End-to-end real-time or faster inference (excluding network transfer)
High-quality voice synthesis that a person would find acceptable and “inviting.” Perfect human-like quality is not essential for our use case.

Testing

Software

	System 1 (H100)	System 2 (A100)
Driver (Nvidia)	525.85.12	525.105.17
CUDA	12.0	12.0
Pytorch	2.1.0.dev20230513	2.0.0+cu117
Python	3.10.9	3.10.11
Ubuntu	20.04.5 LTS	22.04.2 LTS

Hardware

	System 1 (H100)	System 2 (A100)
CPU	26x vCPUs	30x vCPUs
GPU	1x Nvidia H100 PCIe 80 GB	1x Nvidia A100 SXM4 40 GB
RAM	200 GiB	200 GiB
Storage	512 GiB SSD	512 GiB SSD

Test 1 (Lawrence of Arabia)

4 sentences
150 words
300 characters

“All men dream: but not equally. Those who dream by night in the dusty recesses of their minds wake in the day to find that it was vanity: but the dreamers of the day are dangerous men, for they may act their dreams with open eyes, to make it possible. This I did. — T.E Lawrence "Lawrence of Arabia”

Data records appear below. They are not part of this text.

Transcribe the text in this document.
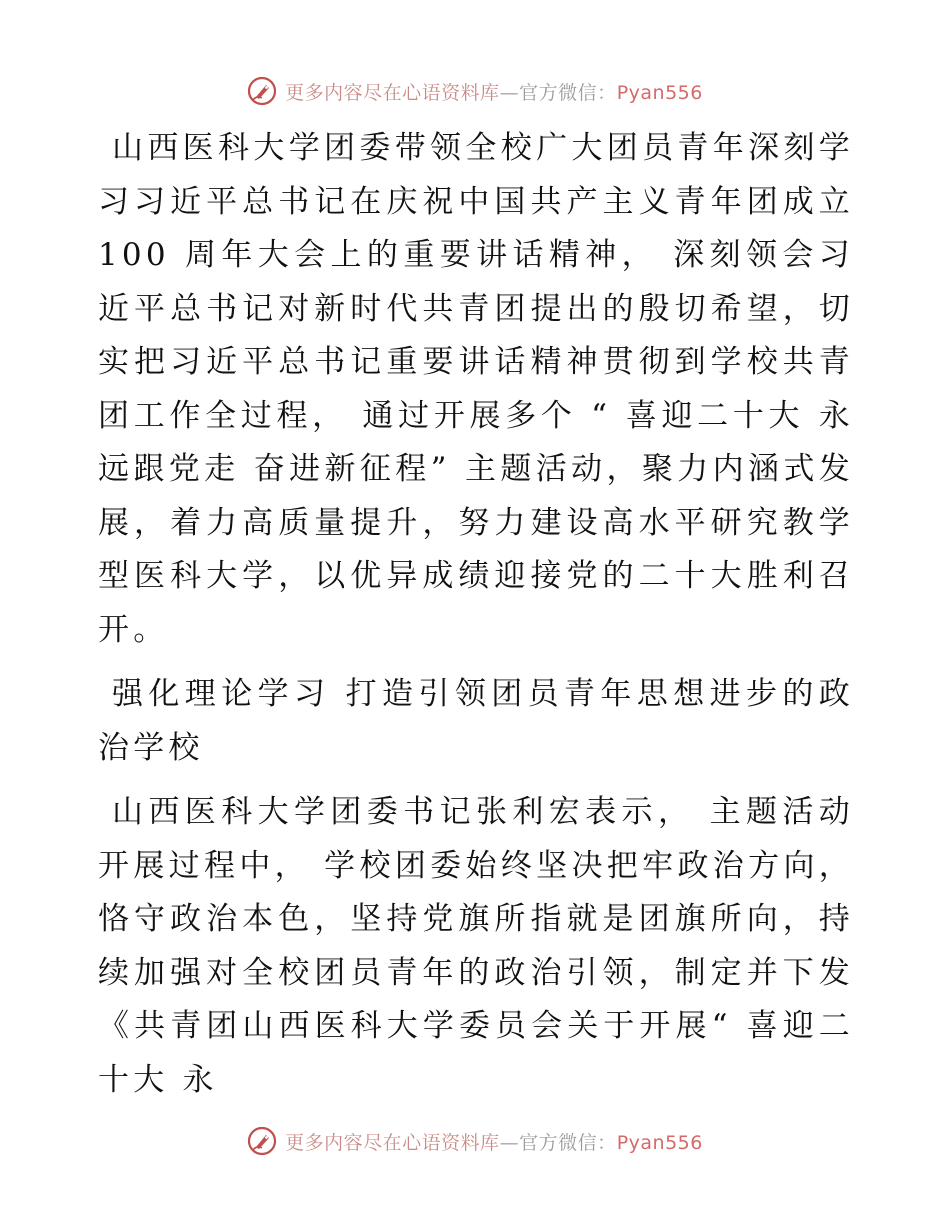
更多内容尽在心语资料库—官方微信：Pyan556

山西医科大学团委带领全校广大团员青年深刻学习习近平总书记在庆祝中国共产主义青年团成立100 周年大会上的重要讲话精神， 深刻领会习近平总书记对新时代共青团提出的殷切希望，切实把习近平总书记重要讲话精神贯彻到学校共青团工作全过程， 通过开展多个 “ 喜迎二十大 永远跟党走 奋进新征程” 主题活动，聚力内涵式发展，着力高质量提升，努力建设高水平研究教学型医科大学，以优异成绩迎接党的二十大胜利召开。

强化理论学习 打造引领团员青年思想进步的政治学校

山西医科大学团委书记张利宏表示， 主题活动开展过程中， 学校团委始终坚决把牢政治方向，恪守政治本色，坚持党旗所指就是团旗所向，持续加强对全校团员青年的政治引领，制定并下发《共青团山西医科大学委员会关于开展“ 喜迎二十大 永

更多内容尽在心语资料库—官方微信：Pyan556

Test 2 (Lord of the Rings)

6 sentences
150 words
867 characters

"In ancient times the Rings of Power were crafted by the Elven-smiths, and Sauron, the Dark Lord, forged the One Ring, filling it with his own power so that he could rule all others. But the One Ring was taken from him, and though he sought it throughout Middle-earth, it remained lost to him. After many ages it fell by chance into the hands of the hobbit Bilbo Baggins.

From Sauron's fastness in the Dark Tower of Mordor, his power spread far and wide. Sauron gathered all the Great Rings to him, but always he searched for the One Ring that would complete his dominion.

When Bilbo reached his eleventy-first birthday he disappeared, bequeathing to his young cousin Frodo the Ruling Ring and a perilous quest: to journey across Middle-earth, deep into the shadow of the Dark Lord, and destroy the Ring by casting it into the Cracks of Doom."

Test 3 (Animal Farm)

1 sentence
29 words
149 characters

“The creatures outside looked from pig to man, and from man to pig, and from pig to man again; but already it was impossible to say which was which.”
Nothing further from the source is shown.